If I reflect on the situation honestly, I will see that it is actually quite a pathetic game, and one where it becomes increasingly difficult to tell friend from foe. Wherever I see a greater benefit, there is also lurking an even greater risk, and I ask myself if it is natural for something as complete and satisfying as happiness to have to be so incomplete and unsatisfying.

It comes to the point where I have to admit that anything outside of my own thoughts and actions, all my money, property, reputation, and luxuries, and even the freedom of my very body, are only things I “have” because other people allow them to be “mine”. I haven’t made the world be at my beck and call at all, and I will find that I am at the beck and call of the world.

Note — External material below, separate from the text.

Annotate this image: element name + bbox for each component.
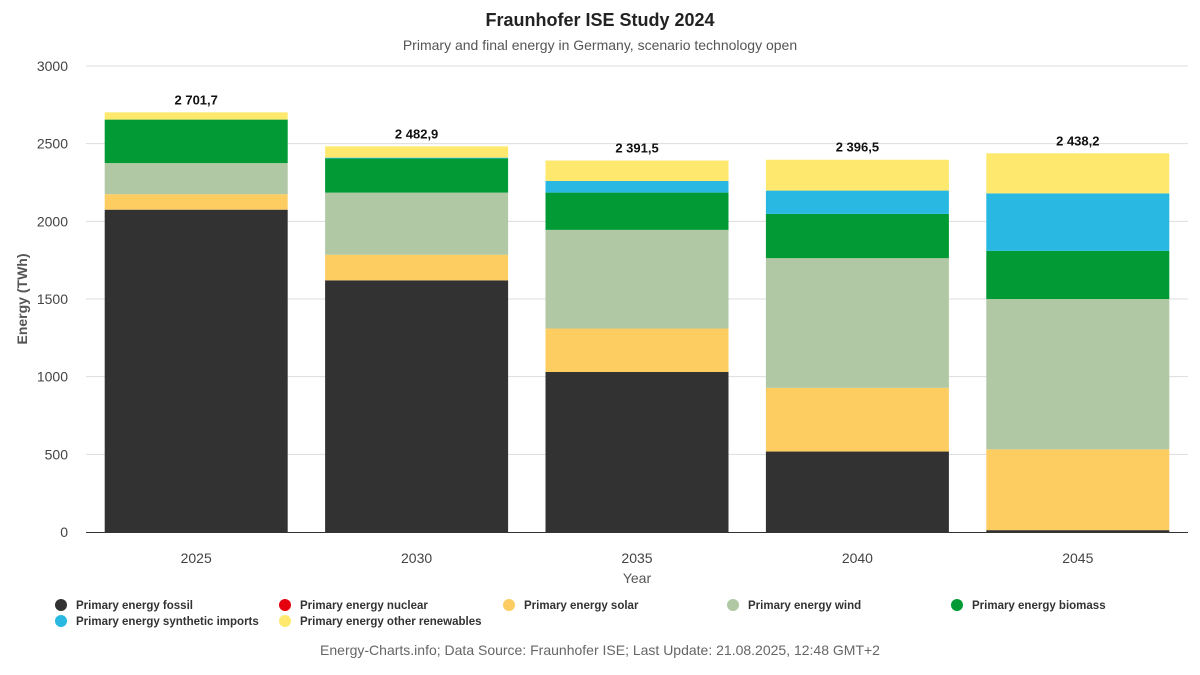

When I used to attend many Irish music seisiúns around Boston, I remember regularly seeing a shy and unassuming fellow, a bit older than myself, sitting quietly in the corner with a single pint, and occasionally playing along on a worn tin whistle. Most people ignored him, and he always left alone.

The word got out one day, however, that he had done quite well for himself in the lottery. He suddenly had new supportive friends surrounding him, and he moved up to the bar when he bought a round for the whole house. Within a few weeks, he had a pretty girl on his arm. A month or so later, I saw him proudly showing off a new Mustang.

And a year or so later, he was right back where he started, sitting alone, nursing that one pint, and leaving without anyone talking his ear off, or asking for anything. I often wondered if having so quickly spent all the money he had won was maybe the best thing that had ever happened to him.

A social work graduate student I once spoke to confidently told me that poverty was the root cause of people being miserable, and she insisted that “only an idiot would think otherwise.” Now I understood that I could use money to buy things, but I also understood that buying things wouldn’t necessarily make me any better or happier. I didn’t have any statistics to cite, but I could only think that the wealthiest people I happened to know seemed to fight, lie, cheat, steal, and cry just as much, if not more, than the poorest people I happened to know.

The power and self-sufficiency we imagine will often become a weakness and a reliance. How funny, yet also how ironically suitable, it is that I should have to beg and pander to others just to brag about my importance and superiority. Possessions are often such that I don’t have them, but they have me.